• Deputada Analice sugere emenda para o PLC 49

    Analice sugere emenda para o PLC 49

    O Projeto de Lei Complementar 49/2011 de autoria do governador Geraldo Alckmin dispõem sobre uma reestruturação para a carreira dos policiais militares, como regras de inatividade e promoção aplicáveis em condições especifia.

    Segundo a deputada Analice Fernandes a emenda de sua autoria propõe a correção de uma distorção existente atualmente. “Os integrantes do serviço ativo da PM que responder ou assumir interinamente as funções de cargo, posto ou graduação superior à qual se achem legalmente investidos, farão jus na proporção do tempo que ocorrer a substituição a receber a diferença dos vencimentos referentes à função efetivamente exercida, ou seja, se se o policial pode exercer função acima de seu cargo, também poderá receber salário correspondente”, explica a deputada.  

    Deputada Analice sugere emenda para o PLC 49

    Segundo a deputada a emenda visa assegurar tratamento indistinto aos efetivos de menor graduação da Policia Militar.

    A legislação vigente somente contempla as substituições eventuais e temporárias para o posto igual ou superior ao de Capitão, com isto deixa de atribuir tratamento justo e isonômico a servidores militares submetidos ao mesmo regime jurídico e às mesmas normas legais, porém com responsabilidades que variam segundo o cargo ou a função que, por força das circunstâncias, se vêem na contingência de ter que assumir.

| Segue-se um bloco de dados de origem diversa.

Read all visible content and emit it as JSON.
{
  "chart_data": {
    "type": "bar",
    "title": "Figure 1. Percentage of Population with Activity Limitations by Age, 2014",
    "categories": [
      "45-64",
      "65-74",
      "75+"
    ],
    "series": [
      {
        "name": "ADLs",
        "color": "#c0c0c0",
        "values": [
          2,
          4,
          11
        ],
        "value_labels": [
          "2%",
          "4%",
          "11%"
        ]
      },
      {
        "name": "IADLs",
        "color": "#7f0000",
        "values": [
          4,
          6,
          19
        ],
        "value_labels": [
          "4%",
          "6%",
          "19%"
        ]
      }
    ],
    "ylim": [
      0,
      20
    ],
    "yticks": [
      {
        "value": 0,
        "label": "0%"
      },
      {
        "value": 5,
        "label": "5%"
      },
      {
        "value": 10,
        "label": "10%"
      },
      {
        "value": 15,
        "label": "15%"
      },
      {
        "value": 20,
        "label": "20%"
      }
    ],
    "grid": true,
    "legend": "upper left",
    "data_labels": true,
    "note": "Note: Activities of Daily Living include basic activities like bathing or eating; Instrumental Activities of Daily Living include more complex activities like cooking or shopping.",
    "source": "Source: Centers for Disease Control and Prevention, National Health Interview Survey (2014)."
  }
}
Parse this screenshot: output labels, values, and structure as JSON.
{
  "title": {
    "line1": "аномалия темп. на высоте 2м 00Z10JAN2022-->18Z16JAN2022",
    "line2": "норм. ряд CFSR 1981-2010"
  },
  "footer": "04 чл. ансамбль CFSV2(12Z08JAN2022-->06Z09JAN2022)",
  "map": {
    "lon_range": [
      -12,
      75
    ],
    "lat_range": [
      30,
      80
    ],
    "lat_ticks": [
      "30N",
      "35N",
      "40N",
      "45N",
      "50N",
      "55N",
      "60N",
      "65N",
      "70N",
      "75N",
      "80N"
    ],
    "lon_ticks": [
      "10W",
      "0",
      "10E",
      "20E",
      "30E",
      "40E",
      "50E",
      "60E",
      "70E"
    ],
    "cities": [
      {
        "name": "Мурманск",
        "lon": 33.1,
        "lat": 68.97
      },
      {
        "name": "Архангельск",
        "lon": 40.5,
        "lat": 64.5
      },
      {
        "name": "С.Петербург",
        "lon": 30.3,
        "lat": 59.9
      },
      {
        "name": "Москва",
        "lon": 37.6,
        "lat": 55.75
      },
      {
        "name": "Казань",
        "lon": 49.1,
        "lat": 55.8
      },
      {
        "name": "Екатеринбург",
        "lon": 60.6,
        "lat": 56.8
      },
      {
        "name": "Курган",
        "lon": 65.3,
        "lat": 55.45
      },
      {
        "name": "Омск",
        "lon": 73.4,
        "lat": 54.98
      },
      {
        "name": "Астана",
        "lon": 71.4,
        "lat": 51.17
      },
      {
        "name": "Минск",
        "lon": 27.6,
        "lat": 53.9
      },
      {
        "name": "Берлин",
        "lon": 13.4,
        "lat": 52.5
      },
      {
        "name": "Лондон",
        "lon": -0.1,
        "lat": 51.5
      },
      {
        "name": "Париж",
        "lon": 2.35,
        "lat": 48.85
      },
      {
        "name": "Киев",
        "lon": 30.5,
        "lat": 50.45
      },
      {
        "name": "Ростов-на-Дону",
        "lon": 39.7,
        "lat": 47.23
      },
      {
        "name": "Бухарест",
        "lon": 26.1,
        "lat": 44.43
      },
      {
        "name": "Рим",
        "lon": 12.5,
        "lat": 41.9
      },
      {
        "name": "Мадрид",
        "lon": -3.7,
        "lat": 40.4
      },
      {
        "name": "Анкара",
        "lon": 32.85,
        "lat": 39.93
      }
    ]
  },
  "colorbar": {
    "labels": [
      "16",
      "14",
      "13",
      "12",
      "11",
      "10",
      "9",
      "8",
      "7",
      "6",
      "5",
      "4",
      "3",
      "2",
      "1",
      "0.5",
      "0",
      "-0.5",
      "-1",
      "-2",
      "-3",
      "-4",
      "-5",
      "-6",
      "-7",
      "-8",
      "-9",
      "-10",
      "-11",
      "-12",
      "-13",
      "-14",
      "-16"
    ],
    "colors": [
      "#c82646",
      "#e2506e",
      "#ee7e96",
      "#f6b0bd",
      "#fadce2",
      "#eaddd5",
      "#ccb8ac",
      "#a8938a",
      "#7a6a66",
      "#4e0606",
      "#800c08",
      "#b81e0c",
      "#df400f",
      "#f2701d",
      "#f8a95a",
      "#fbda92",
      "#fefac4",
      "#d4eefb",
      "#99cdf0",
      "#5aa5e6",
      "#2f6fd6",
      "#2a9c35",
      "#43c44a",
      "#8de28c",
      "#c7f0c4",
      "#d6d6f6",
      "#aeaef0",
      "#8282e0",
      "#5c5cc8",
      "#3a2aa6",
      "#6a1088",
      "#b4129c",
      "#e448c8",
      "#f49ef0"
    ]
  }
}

    Nos Pelotões, o comando é função de 1º tenente, todavia, na falta ou impossibilidade deste, assume um 2º tenente ou aspirante a oficial, sem excluir a possibilidade, como acontece em muitas unidades, de serem comandadas por subtenente, 1º, 2º ou 3º sargento, cuja substituição não merece da organização militar o reconhecimento do pagamento da diferença remuneratória pelo comando assumido.

    Há de se esclarecer, ainda, que o 2º tenente ou aspirante a oficial, não recebem a correspondente diferença remuneratória em relação ao comandante-responsável, somente, quando a substituição ocorre nos Pelotões, unidades cujo comando poderá, também, ser substituído, pelo subtenente, 1º, 2º ou 3º sargento. Em contrapartida se a substituição ocorrer no comando das Companhias, onde os praças não podem responder ou assumir, o 2º tenente ou aspirante a oficial recebe o equivalente ao vencimento de capitão (comandante-responsável das companhias).

    Enquanto que nos Grupos de Policia Militar, comandados atualmente pelo subtenente, 1º, 2º ou 3º sargento, até pouco tempo atrás, cabos e soldados respondiam e até assumiam o comando dos grupos, porém, a exemplo do critério adotado na substituição no comando dos Pelotões, jamais receberam qualquer espécie de diferença remuneratória.

    Assim, como o projeto de lei complementar em tela visa reparar as injustiças presentes na carreira dos membros da Policia Militar, nada mais equânime, que venham resguardar os direitos constitucionais de todo efetivo, independentemente do posto ou graduação que ocupe.